The results showed an Apple still drawing buyers even as broader consumer electronics demand remained soft and memory-chip costs climbed across the industry. Apple said the March quarter set records for total company revenue, iPhone revenue and EPS, while services revenue reached a new all-time high. iPhone revenue came in at about $57 billion, and the iPhone 17 family was the most popular lineup in company history, underscoring the pull of the company’s premium hardware cycle.

The strength extended beyond the flagship phone. Mac revenue was $8.4 billion, services brought in $30.98 billion, and revenue grew in every geographic region. Greater China stood out with 28% growth, giving the quarter a key international lift just as Apple faces pressure from supply constraints and higher component costs. Apple said those constraints affected both the March and June quarters, and it warned that the Mac supply-demand imbalance could last for several months.
Investors also got a forward view that still pointed to growth, even if the next few months carry more cost pressure. Apple said June-quarter revenue would rise 14% to 17% year over year, with gross margin expected between 47.5% and 48.5%. Tim Cook said rising memory costs would increasingly weigh on the company beginning in June, a reminder that the quarter’s beat did not erase the risk from inflation in key inputs.

At the same time, Apple used the earnings release to reinforce its capital-return discipline. The board authorized a new $100 billion share repurchase program and raised the quarterly dividend 4% to $0.27 per share. The dividend is payable May 14, 2026, to shareholders of record as of May 11, 2026.

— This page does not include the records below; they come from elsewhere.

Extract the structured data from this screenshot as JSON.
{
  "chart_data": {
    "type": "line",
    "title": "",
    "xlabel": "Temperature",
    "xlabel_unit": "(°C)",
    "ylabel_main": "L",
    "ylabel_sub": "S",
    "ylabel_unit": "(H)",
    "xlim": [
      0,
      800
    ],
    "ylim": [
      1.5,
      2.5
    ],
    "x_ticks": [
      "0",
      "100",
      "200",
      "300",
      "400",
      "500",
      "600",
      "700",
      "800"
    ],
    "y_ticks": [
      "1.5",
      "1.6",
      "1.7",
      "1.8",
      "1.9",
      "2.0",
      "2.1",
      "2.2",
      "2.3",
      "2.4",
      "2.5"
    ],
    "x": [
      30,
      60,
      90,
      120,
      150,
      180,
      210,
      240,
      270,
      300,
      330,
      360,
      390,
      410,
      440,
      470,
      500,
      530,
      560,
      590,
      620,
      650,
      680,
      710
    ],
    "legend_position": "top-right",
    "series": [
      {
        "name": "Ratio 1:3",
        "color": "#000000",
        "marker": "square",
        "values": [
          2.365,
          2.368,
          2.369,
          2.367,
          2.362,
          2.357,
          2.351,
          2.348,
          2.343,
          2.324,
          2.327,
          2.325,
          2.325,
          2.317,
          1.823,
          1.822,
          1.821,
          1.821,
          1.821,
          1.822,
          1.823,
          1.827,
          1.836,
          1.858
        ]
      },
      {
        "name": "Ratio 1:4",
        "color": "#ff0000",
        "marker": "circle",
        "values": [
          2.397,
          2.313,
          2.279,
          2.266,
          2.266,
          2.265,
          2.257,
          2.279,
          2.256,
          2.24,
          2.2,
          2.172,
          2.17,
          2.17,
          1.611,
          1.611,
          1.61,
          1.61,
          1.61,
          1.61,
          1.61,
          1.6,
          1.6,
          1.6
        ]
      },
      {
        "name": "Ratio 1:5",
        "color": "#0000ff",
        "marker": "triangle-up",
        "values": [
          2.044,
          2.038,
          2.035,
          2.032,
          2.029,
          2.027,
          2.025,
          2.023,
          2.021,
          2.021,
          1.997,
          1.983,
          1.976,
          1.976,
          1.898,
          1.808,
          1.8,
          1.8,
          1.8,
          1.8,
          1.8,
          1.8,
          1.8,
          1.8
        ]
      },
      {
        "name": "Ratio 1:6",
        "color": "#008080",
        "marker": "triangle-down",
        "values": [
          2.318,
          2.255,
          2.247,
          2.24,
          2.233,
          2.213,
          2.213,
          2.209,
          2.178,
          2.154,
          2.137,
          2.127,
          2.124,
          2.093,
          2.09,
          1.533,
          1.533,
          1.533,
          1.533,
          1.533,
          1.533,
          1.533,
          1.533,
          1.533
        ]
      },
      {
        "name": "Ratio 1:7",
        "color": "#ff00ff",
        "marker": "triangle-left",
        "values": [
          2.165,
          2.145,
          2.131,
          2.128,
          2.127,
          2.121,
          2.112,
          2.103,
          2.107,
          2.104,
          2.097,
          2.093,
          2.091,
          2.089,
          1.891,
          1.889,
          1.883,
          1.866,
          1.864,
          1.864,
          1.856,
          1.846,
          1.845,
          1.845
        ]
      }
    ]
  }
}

But the largest question around Apple remains one that no buyback can answer. The company said Cook would transition to executive chairman on Sept. 1, 2026, with hardware chief John Ternus becoming chief executive. That succession announcement gives Apple a clear handoff, yet the market’s immediate response suggests something more fragile: confidence still rests on the assumption that the next act can preserve the same product momentum that lifted this quarter.